L’inflation, en réduisant la valeur réelle de la dette publique, permet aux États de s’endetter davantage pour financer des investissements écologiques de grande ampleur. Ces investissements sont essentiels pour restructurer les systèmes productifs et adapter les infrastructures aux exigences d’une économie durable. Par exemple, des projets de transport public, de rénovation énergétique des bâtiments, ou de développement des énergies renouvelables nécessitent des dépenses publiques importantes, que l’inflation pourrait rendre plus supportables en allégeant le poids des dettes passées.

De plus, une hausse des prix des ressources naturelles plus rapide que celle des salaires peut inciter les ménages à réduire leur consommation. Cette baisse du pouvoir d’achat incite à adopter des comportements de consommation plus sobres et durables, essentiels pour réduire l’empreinte écologique. Dans ce contexte, l’inflation devient un mécanisme de régulation qui pousse la société à repenser ses priorités, en valorisant davantage la durabilité que la croissance matérielle continue.
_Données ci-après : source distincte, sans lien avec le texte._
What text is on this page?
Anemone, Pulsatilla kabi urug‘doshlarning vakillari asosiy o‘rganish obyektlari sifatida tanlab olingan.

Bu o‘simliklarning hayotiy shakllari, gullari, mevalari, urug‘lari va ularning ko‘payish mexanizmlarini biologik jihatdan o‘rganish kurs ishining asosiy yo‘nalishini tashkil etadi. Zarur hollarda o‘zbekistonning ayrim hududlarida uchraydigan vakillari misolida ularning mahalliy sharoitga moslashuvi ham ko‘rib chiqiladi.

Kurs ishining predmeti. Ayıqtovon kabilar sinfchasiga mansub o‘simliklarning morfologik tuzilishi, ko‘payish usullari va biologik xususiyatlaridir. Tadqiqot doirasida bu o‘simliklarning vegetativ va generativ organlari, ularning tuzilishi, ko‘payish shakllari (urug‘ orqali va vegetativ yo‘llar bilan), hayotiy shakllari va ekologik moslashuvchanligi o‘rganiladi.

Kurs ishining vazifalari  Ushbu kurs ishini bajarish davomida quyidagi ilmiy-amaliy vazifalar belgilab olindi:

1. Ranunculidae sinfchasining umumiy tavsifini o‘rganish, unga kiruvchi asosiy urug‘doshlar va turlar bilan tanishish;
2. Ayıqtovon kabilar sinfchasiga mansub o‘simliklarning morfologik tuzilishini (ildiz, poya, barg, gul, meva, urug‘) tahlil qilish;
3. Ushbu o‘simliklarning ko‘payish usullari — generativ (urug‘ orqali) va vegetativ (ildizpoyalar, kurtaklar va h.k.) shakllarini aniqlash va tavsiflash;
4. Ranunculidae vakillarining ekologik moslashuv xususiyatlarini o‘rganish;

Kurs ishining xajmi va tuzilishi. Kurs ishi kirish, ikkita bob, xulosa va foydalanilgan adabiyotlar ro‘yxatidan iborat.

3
Cependant, pour que cette dynamique ne mène pas à une précarisation des plus vulnérables, il est crucial de renforcer les politiques de redistribution et de protection sociale. L’augmentation des impôts, rendue plus acceptable par une inflation modérée, pourrait financer ces politiques de redistribution, permettant ainsi de maintenir un niveau de vie décent pour tous, tout en réorientant la société vers une consommation et une production plus responsables.

Conclusion

Il n’existe ni une relation suffisante ni une relation nécessaire entre l’inflation et la croissance. Les structures historiques et le contexte économique de chaque période influencent largement les corrélations et causalités observées. Ces considérations ont des implications importantes pour une éventuelle relance des pays européens. Une inflation modérée semble souhaitable, mais toute dérive inflationniste pourrait être destructrice. Aujourd’hui, l’inflation s’est déplacée vers les actifs financiers et immobiliers, tandis que les biens et services de consommation connaissent une désinflation, marquant un nouveau chapitre dans l’évolution des relations entre inflation et croissance.